25.04.2023 - 07:00 | Son Güncellenme:
MİTHAT YURDAKUL Ankara - Nükleer yakıtın gelişi için 27 Nisan Perşembe günü yapılacak törene, Cumhurbaşkanı Recep Tayyip Erdoğan’ın yanı sıra Rusya Devlet Başkanı Vladimir Putin telekonferansla katılacak. İlk nükleer yakıtın teslimiyle santral, “nükleer yakıt tesisi” haline gelirken, Türkiye de Uluslararası Enerji Ajansı tarafından “nükleer enerjiye sahip ülke” statüsüne alınacak. Bu aşamayla nükleer yakıtın testleri ve sertifikasyon süreçleri başlayacak. Bu süreçlerin ardından 1 yıl içinde santralin elektrik üretmeye başlaması planlanıyor. Daha önce 2023 yılı için yapılan planlamaların aksine, Akkuyu Nükleer Santrali’nde elektrik üretimi, 2024 yılının Nisan ayının sonuna doğru başlayacak.
Güzergah ve zaman gizli
Santrale getirilecek uranyum peletlerinin her biri, 4.5 gram ağırlığında olacak. Yakıt olarak kullanılacak uranyum peletleri, 350 kilogram petrole ve 400 kilogram kömüre eşdeğer. 1 kilogram ağırlığında taşkömürü yakıldığında 7 kilovatsaat enerji, 1 kilogram doğal gaz yakıldığında 14 kilovatsaat enerji açığa çıkarken, 1 kilogram uranyumdan 620 bin kilovatsaat enerji elde edilebiliyor. Bu da kömürün yakılmasından elde edilen enerjinin 90 bin katına karşılık geliyor. Uranyum peletlerinin 3.7 metre uzunluğundaki metal tüplere yerleştirilmesiyle yakıt çubukları, çubukların bir araya getirilmesiyle de yakıt demetleri oluşturulacak.
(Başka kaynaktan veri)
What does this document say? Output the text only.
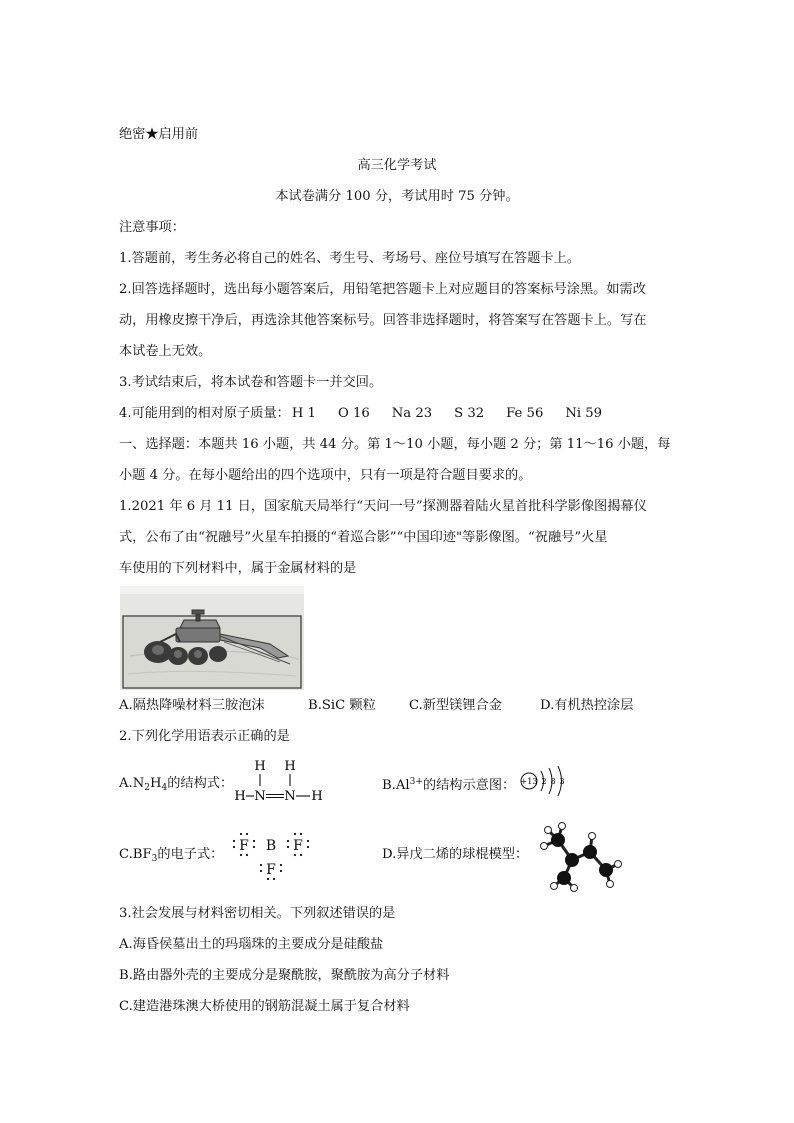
绝密★启用前
高三化学考试
本试卷满分 100 分，考试用时 75 分钟。
注意事项：
1.答题前，考生务必将自己的姓名、考生号、考场号、座位号填写在答题卡上。
2.回答选择题时，选出每小题答案后，用铅笔把答题卡上对应题目的答案标号涂黑。如需改
动，用橡皮擦干净后，再选涂其他答案标号。回答非选择题时，将答案写在答题卡上。写在
本试卷上无效。
3.考试结束后，将本试卷和答题卡一并交回。
4.可能用到的相对原子质量： H 1 O 16 Na 23 S 32 Fe 56 Ni 59
一、选择题：本题共 16 小题，共 44 分。第 1～10 小题，每小题 2 分；第 11～16 小题，每
小题 4 分。在每小题给出的四个选项中，只有一项是符合题目要求的。
1.2021 年 6 月 11 日，国家航天局举行“天问一号”探测器着陆火星首批科学影像图揭幕仪
式，公布了由“祝融号”火星车拍摄的“着巡合影”“中国印迹"等影像图。“祝融号”火星
车使用的下列材料中，属于金属材料的是
A.隔热降噪材料三胺泡沫	B.SiC 颗粒	C.新型镁锂合金	D.有机热控涂层
2.下列化学用语表示正确的是
$A.N_2H_4$的结构式：
H H
H N N H
$B.Al^{3+}$的结构示意图： +13 2 8 3
$C.BF_3$的电子式：
F B F
F
D.异戊二烯的球棍模型：
3.社会发展与材料密切相关。下列叙述错误的是
A.海昏侯墓出土的玛瑙珠的主要成分是硅酸盐
B.路由器外壳的主要成分是聚酰胺，聚酰胺为高分子材料
C.建造港珠澳大桥使用的钢筋混凝土属于复合材料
Akkuyu Nükleer Santrali’nde kullanılacak reaktörde 163 yakıt demeti olacak. Yakıt demetleri periyodik olarak değiştirilecek. Tesise getirilecek uranyum peletlerinin geliş günü ve zamanı güvenlik tedbirleri nedeniyle gizli tutulacak.
Yaklaşık yüzde 10’u
Santral, her biri bin 200 megavat olmak üzere, toplam 4 bin 800 megavat gücünde dört üniteden oluşacak. Akkuyu’da dört reaktörün de birer yıl arayla işletmeye alınması planlanıyor. İşletmeye alındığında dört reaktörden yılda toplam 35 milyar kilovatsaat elektrik üretilmesi ve bunun da Türkiye’nin elektrik ihtiyacının yaklaşık yüzde 10’unu karşılaması öngörülüyor.
Kuş uçurtulmuyor
Santralin kurulduğu alana ise daha önce özel güvenlik bölgesi statüsü verilmişti. Bu kapsamda, özel güvenlik bölgesi ilan edilen santral ve deniz bölgesine tesis personeli, yetkili komutanlığın görevlileri ve özel izin verilen kişilerden başkası giremiyor. Nükleer santrale ait terminal tesislerin dış sınırlarından itibaren 400 metrelik mesafede yürütülecek herhangi teknik çalışma için ilgili bakanlık ve kurumlar ile santral yetkililerinin onayının alınması gerekiyor. Santralin özel güvenlik bölgesi ilan edilen dış sınırından itibaren 200 metreye kadar olan mesafe içerisinde de yakıcı ve patlayıcı maddelerin üretimi, muhafazası ve nakliyesi yasak. Nükleer santralde güvenlik önlemlerine ayrılan maliyetin de tüm proje maliyetinin yüzde 40’ına eşdeğer olduğu belirtiliyor.